3.8. ζ-Potential Measurements

The surface charges of CMI/BSA complexes under different pH values and ionic strengths were determined by the Zetasizer Nano ZS-90 instrument (Malvern Instruments Ltd., Southboro, MA, USA). All of the measurements were performed at 25 ± 1 °C.

3.9. Morphology and Visual Observation of CMI/BSA Complexes

3.9.1. Visual Observation of CMI/BSA Complexes

Insoluble and soluble CMI/BSA complexes were prepared at pH = 4.00 and 2.60, respectively. Optical pictures of insoluble and soluble CMI/BSA complexes after storage at room temperature for one week were captured while using digital camera.

3.9.2. Morphology of Insoluble Complexes

Images of insoluble complexes were revealed by optical microscope and scanning electron microscope. The solutions of CMI/BSA with different salts were adjusted to pH 4.0 under magnetic stirring. 1 mL of well-distributed suspension was added to glass slide, captured at a standstill for 30 min., and then observed by the microscope (Nikon Eclipse, TE2000-U, Nikon Corporation, Tokyo, Japan).
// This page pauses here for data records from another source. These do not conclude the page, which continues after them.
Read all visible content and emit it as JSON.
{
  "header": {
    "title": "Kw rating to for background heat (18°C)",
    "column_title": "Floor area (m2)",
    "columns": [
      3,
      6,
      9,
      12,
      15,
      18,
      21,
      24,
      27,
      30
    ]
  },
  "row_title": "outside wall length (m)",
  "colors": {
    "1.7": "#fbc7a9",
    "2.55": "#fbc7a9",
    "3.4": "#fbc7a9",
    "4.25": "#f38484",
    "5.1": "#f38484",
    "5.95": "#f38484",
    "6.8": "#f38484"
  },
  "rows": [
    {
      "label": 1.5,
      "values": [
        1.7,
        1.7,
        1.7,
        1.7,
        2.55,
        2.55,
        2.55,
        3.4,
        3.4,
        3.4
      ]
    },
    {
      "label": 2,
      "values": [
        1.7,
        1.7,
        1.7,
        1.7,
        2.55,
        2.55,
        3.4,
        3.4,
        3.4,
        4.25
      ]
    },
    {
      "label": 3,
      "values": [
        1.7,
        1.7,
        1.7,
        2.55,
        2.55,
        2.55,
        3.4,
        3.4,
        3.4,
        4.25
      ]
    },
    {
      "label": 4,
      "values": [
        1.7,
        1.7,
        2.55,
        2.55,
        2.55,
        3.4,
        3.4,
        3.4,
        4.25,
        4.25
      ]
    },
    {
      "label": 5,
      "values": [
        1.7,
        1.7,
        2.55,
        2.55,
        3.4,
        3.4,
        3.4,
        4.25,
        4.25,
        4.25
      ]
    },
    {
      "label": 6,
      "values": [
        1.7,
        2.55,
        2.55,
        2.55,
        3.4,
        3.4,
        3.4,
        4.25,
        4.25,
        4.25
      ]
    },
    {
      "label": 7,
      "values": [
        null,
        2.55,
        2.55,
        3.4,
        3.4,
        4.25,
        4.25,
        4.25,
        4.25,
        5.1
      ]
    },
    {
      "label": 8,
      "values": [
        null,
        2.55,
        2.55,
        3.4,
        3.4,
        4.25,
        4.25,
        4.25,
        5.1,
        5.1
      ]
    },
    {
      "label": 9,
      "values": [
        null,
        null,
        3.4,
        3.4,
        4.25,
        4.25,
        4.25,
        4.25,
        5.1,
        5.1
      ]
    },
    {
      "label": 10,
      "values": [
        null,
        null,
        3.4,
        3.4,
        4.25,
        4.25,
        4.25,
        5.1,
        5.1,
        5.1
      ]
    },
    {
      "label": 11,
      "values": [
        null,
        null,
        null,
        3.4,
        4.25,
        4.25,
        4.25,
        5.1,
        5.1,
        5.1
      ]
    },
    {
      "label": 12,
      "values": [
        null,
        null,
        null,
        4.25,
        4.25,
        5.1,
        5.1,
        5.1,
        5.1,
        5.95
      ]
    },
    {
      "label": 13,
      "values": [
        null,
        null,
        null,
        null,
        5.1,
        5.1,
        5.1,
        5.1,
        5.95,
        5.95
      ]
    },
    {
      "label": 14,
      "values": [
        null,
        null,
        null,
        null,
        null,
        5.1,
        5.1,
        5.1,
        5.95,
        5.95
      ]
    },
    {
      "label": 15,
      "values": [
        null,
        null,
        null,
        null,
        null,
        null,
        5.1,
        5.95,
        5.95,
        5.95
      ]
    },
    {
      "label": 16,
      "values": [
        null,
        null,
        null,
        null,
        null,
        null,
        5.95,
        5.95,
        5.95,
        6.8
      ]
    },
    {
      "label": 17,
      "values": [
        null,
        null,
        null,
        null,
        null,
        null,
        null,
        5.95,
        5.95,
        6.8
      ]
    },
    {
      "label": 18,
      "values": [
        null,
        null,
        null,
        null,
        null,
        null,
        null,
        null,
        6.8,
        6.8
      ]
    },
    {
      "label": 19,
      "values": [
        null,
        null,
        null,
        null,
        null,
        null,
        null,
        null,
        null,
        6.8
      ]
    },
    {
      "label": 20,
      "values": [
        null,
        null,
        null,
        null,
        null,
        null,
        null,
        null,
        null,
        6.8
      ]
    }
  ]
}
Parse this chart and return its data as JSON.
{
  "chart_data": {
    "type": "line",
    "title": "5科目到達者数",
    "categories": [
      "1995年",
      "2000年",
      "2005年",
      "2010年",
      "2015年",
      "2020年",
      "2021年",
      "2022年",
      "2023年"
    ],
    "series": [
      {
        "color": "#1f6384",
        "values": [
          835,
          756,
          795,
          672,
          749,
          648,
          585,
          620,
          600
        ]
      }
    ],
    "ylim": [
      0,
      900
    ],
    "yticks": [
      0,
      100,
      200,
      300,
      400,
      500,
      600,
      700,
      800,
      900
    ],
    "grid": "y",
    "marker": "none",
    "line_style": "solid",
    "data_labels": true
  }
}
3.9.3. Morphologies of Soluble Complexes

Images of soluble complexes (pH 2.6, 10 mM salt concentration) were obtained by atomic force microscopy (AFM). AFM morphology was obtained by scanning samples on Nanoscope IIIa Multi-Mode atomic force microscope (Veeco Instruments Inc., Santa Barbara, CA, USA) that was equipped with a silicon-etched RTESP7 cantilever (Veeco Nanoprobe, Camarillo, CA, USA). 20 μL of soluble complex solution was dripped onto a mica surface. After adsorption for 20 min., the mica was dried under a stream of nitrogen gas. Tapping mode AFM was used for collecting the images.

3.10. Statistical Analysis

All of the measurements were conducted in triplicates. One-way Analysis of Variance (ANOVA) was performed using SPSS 20 software (SPSS Inc., Chicago, IL, USA).

4. Conclusions

In summary, non-ionic inulin was successfully modified to anionic CMI. The effects of pH and ionic strength on the formation of CMI/BSA complexes were investigated. Results showed that CMI could interact with BSA to form high turbidity complexes, which can be explained by the models that were proposed by Overbeek, Veis, Dubin, and Tainaka. A similar tendency in turbidity spectra was observed in CMI/BSA and pectin/BSA complexes, suggesting that the type of substituent groups (-COO−) and charge density played an important role in polysaccharide/protein complexes system. Insoluble complexes and nanoparticles were observed in the CMI/BSA system at the third region (from pHφ1 to pHφ2). The carboxymethylation method provided a short-chain functional neutral polysaccharide the opportunity to participate in polysaccharide/protein complex formation. The derivatives with a fixed degree of substitution could form different shapes of complexes with protein via electrostatic and hydrogen bonding interactions. Additionally, these interactions resulted in a change in the secondary structure of BSA. Different morphologies of CMI/BSA complexes were the results from the competition between electrostatic attraction and entropy effects. Until now, most studies have focused on soluble nanocomplexes generated at pHc and insoluble complexes formed at pHφ1. However, little attention has been paid to soluble complexes occurring at pHφ2. CMI/BSA nanocomplexes that formed at pHφ2 provided a novel delivery system to encapsulate nutraceuticals and flavors for health-promotion purpose in common supplementary food, such as beverage or yogurt. Hence, further researches on stability, rheology, and the applications of these nanoparticles are in progress.